No existe ningún argumento racional para recuperar el Impuesto de Patrimonio. No supone unos ingresos extra demasiado notables para las arcas del Estado: sólo 1.080 millones, un 0,1% del PIB. Por comparar, este Gobierno derrochó 50.000 millones en el primer Plan E. Es un tributo injusto, pues supone gravar un patrimonio conseguido a partir de unas rentas que ya pagaron impuestos en su día. Castiga el ahorro y premia al derrochador. Y no consigue su objetivo declarado de que los ricos pongan más de su parte; como el propio Gobierno reconoció cuando lo suprimió, los que de verdad tienen muchas propiedades pueden buscar una manera legal de eludirlo.
Los países europeos lo han ido erradicando y ninguno lo ha resucitado durante la presente crisis. Sólo Francia, que difícilmente puede considerarse un ejemplo a seguir en materia impositiva, lo conserva, aunque a unos tipos cinco veces inferiores a los españoles. Pero entonces, ¿por qué el Gobierno vuelve a imponerlo?
En los últimos años el Gobierno ha acumulado un déficit enorme que hay que pagar. Será necesario recaudar más impuestos de los ciudadanos y gastar menos en servicios públicos. Son los efectos de ese socialismo al que, como dijo Margaret Thatcher, siempre se le termina acabando el dinero de los demás. De modo que necesitan explotar los instintos más bajos de sus votantes para intentar aliviar el golpe que prevén que se acabarán dando en las próximas elecciones.

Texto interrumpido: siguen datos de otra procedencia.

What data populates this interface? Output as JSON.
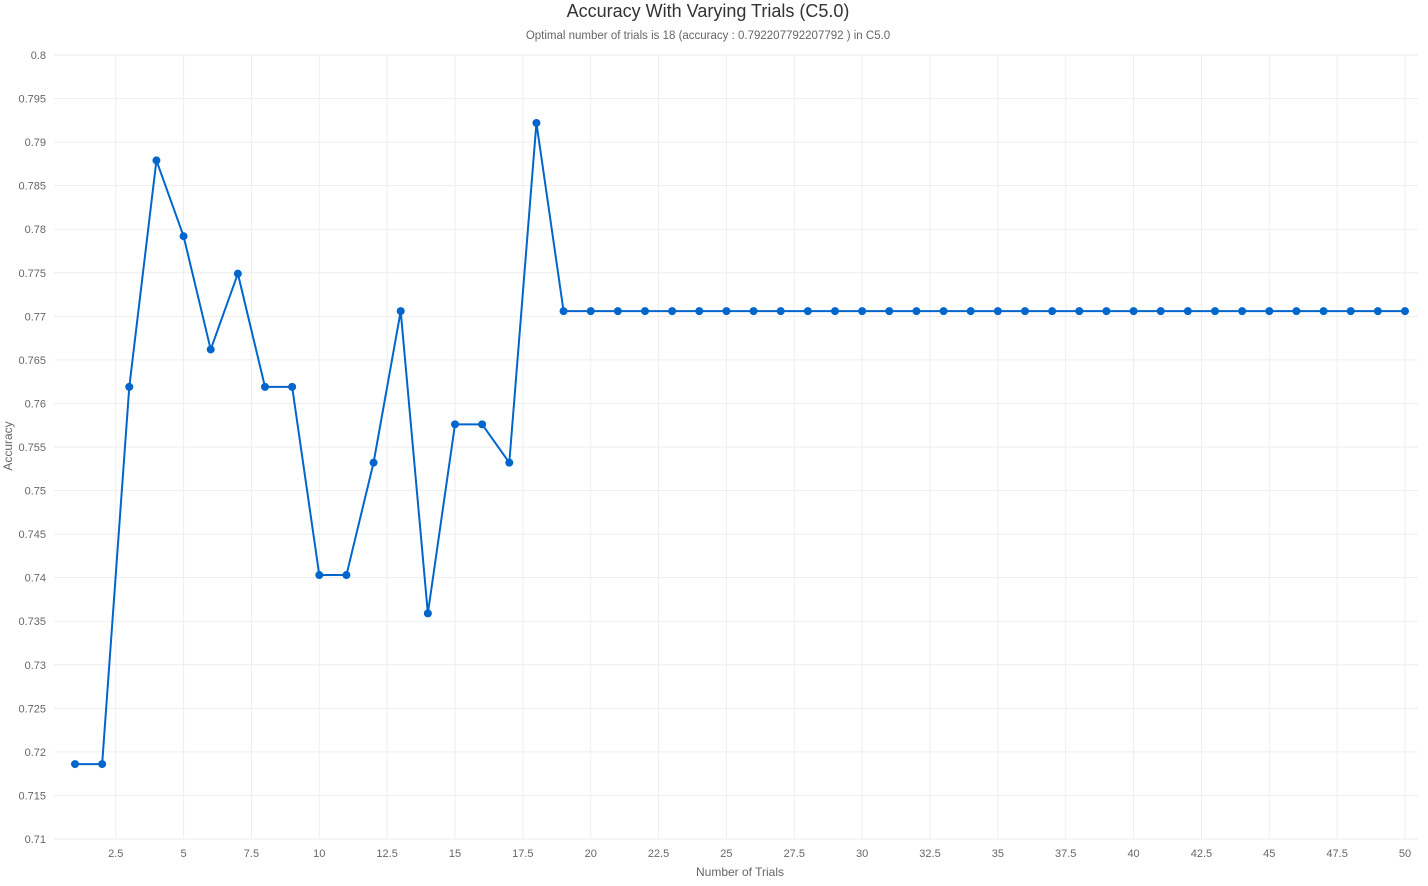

De ahí que Blanco y Rubalcaba se liaran y dieran cada uno cifras diferentes sobre el número de víctimas que se verán obligadas a pagar y lo que se recaudaría. Ambos saben que eso es lo de menos. Lo importante es enviar un mensaje a sus huestes. Recortaremos gastos porque nos obligan, pero en el fondo seguimos siendo socialistas. Es decir, damos carnaza al deporte nacional de la envidia. Aunque, al final, los realmente ricos no paguen el Impuesto del Patrimonio, que no lo harán.